Handling Missing Data in Small Area Estimation in ‘hbsaems’

Introduction

Missing data is a common challenge in data analysis, often introducing bias and reducing statistical power. In Small Area Estimation (SAE), missing values can significantly impact the reliability of estimates.

The hbsaems package provides several approaches to handle missing data before Bayesian modeling. This vignette explores three main methods:

Deletion (Complete Case Analysis) – Removing observations with missing values.
Model-Based Imputation (mi()) – Using Bayesian modeling to estimate missing values as part of the inference process.
Multiple Imputation – Performing multiple imputations before model estimation to account for uncertainty in missing values.

In this vignette, we demonstrate how to apply these methods, with the dataset provided in this package.

Simulated Data Example

library(hbsaems)
data("data_fhnorm")
data <- data_fhnorm
head(data)

1. Deletion (Complete Case Analysis)

In the deletion approach, rows with missing values are removed before fitting the model.
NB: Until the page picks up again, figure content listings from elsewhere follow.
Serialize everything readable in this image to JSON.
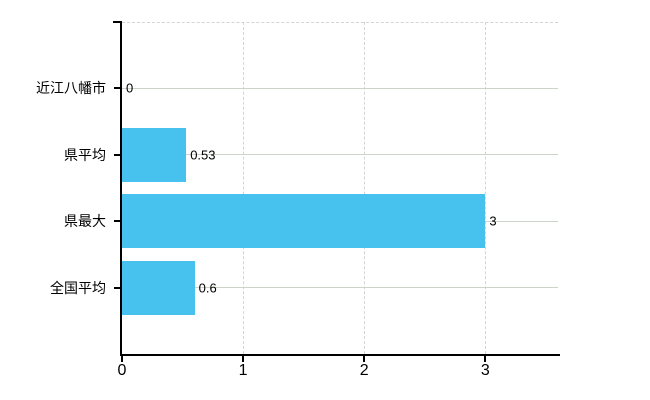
{
  "chart_data": {
    "type": "bar",
    "orientation": "horizontal",
    "title": "",
    "xlabel": "",
    "ylabel": "",
    "categories": [
      "近江八幡市",
      "県平均",
      "県最大",
      "全国平均"
    ],
    "values": [
      0,
      0.53,
      3,
      0.6
    ],
    "value_labels": [
      "0",
      "0.53",
      "3",
      "0.6"
    ],
    "x_ticks": [
      0,
      1,
      2,
      3
    ],
    "x_tick_labels": [
      "0",
      "1",
      "2",
      "3"
    ],
    "xlim": [
      0,
      3.6
    ],
    "grid": {
      "horizontal": "solid",
      "vertical": "dashed",
      "plot_top_border": "dashed"
    },
    "legend": "none",
    "colors": {
      "bar": "#47C2EF",
      "axis": "#000000",
      "h_gridline": "#cdd5c9",
      "v_gridline": "#d4d4d4",
      "text": "#000000",
      "background": "#ffffff"
    }
  }
}
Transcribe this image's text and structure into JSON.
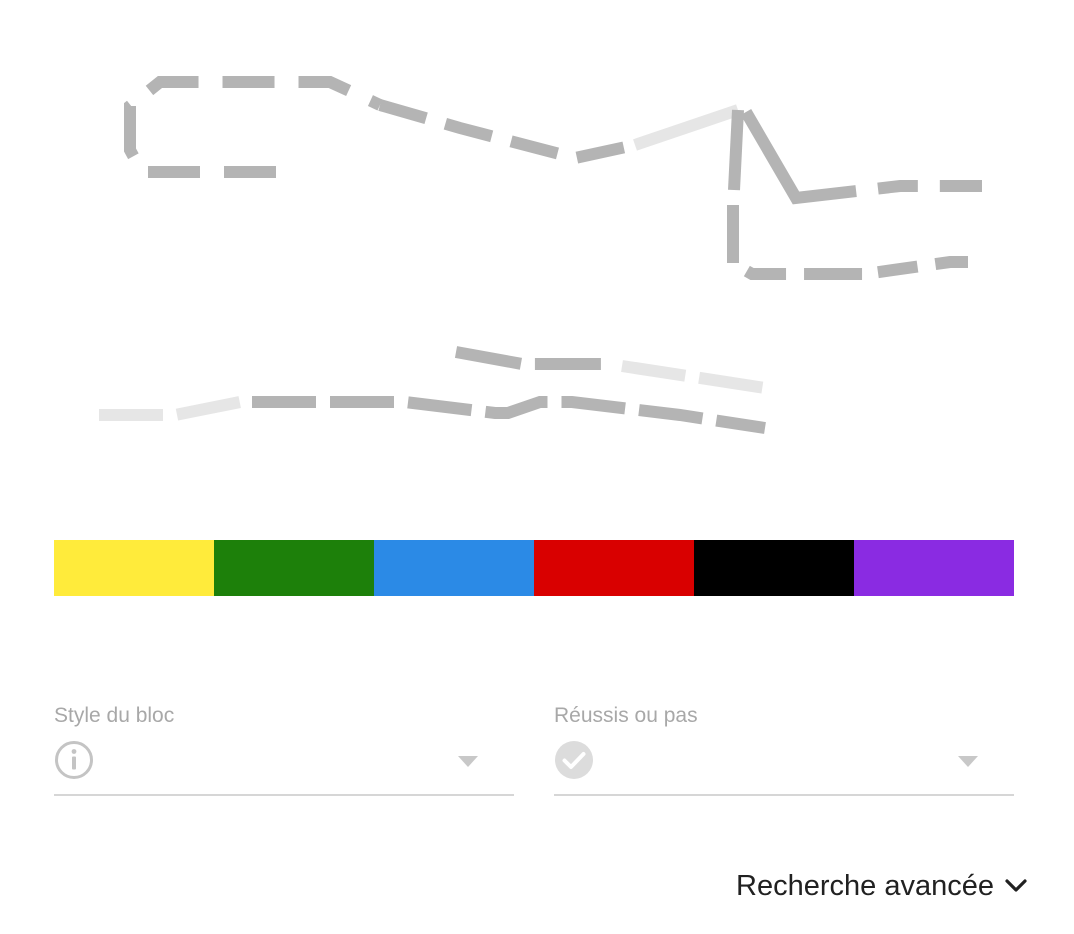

This is the default strategy and is useful when the amount of missing data is small and assumed to be missing completely at random (MCAR).

When using the deletion approach with handle_missing = "deleted", only observations where the response variable (y) is missing will be excluded during model fitting, assuming all predictor variables (x) are complete. However, if the response variable is missing, these rows will still be included during the prediction stage, allowing estimates for missing outcomes to be generated.

data_missing <- data
data_missing$y[3:5] <- NA

model_deleted <- hbm(
          formula = bf(y ~ x1 + x2 + x3),
          hb_sampling = "gaussian",
          hb_link = "log",
          re = ~(1|group),
          data = data_missing,
          handle_missing = "deleted",
)

summary(model_deleted)

2. Model-Based Imputation using mi()

When handle_missing = "model" is specified, missing values in covariates are modeled directly using the mi() function from the brms package. This method allows for better uncertainty estimation by incorporating missing data directly into the model. It is important to note that this approach is only applicable to continuous covariates and cannot be used for discrete outcomes.

Imputation during model fitting is generally considered more complex than imputation before model fitting because it involves handling everything within a single step. For example, consider a multivariate modeling scenario where multiple variables are predicted simultaneously, some of which may have missing values.

The model specification in hbm() allows for a multivariate model where multiple outcome variables are predicted simultaneously, with missing values modeled directly. Here’s a breakdown of how the formula for the model works:

data_missing <- data
data_missing$y[3:5] <- NA 
data_missing$x1[6:7] <- NA

model_during_model <- hbm(
  formula = bf(y | mi() ~ mi(x1) + x2 + x3) + bf(x1 | mi() ~ x2 + x3),
  hb_sampling = "gaussian",
  hb_link = "log",
  re = ~(1|group),
  data = data_missing,
  handle_missing = "model",
  prior = c(
    prior("normal(1, 0.2)", class = "Intercept", resp = "y"),  
    prior("normal(0, 0.1)", class = "b", resp = "y"),
    prior("exponential(5)", class = "sd", resp = "y"),
    
    prior("normal(1, 0.2)", class = "Intercept", resp = "x1"),  
    prior("normal(0, 0.1)", class = "b", resp = "x1"),
    prior("exponential(5)", class = "sd", resp = "x1")
  )
)

this model jointly estimates the outcome y and the predictor x1 that has missing values, using a model-based imputation approach. By specifying two sub-models—one for y as a function of x1, x2, and x3, and another for x1 itself as a function of x2 and x3—we ensure that the imputations of x1 are informed by its observed relationships with other variables, while also allowing the model for y to incorporate the uncertainty from imputation directly into the final inference. This joint modeling approach is preferable to ad-hoc imputation or complete case analysis because it maintains the internal consistency of the data and aligns with the Missing at Random (MAR) assumption, thereby producing more reliable estimates.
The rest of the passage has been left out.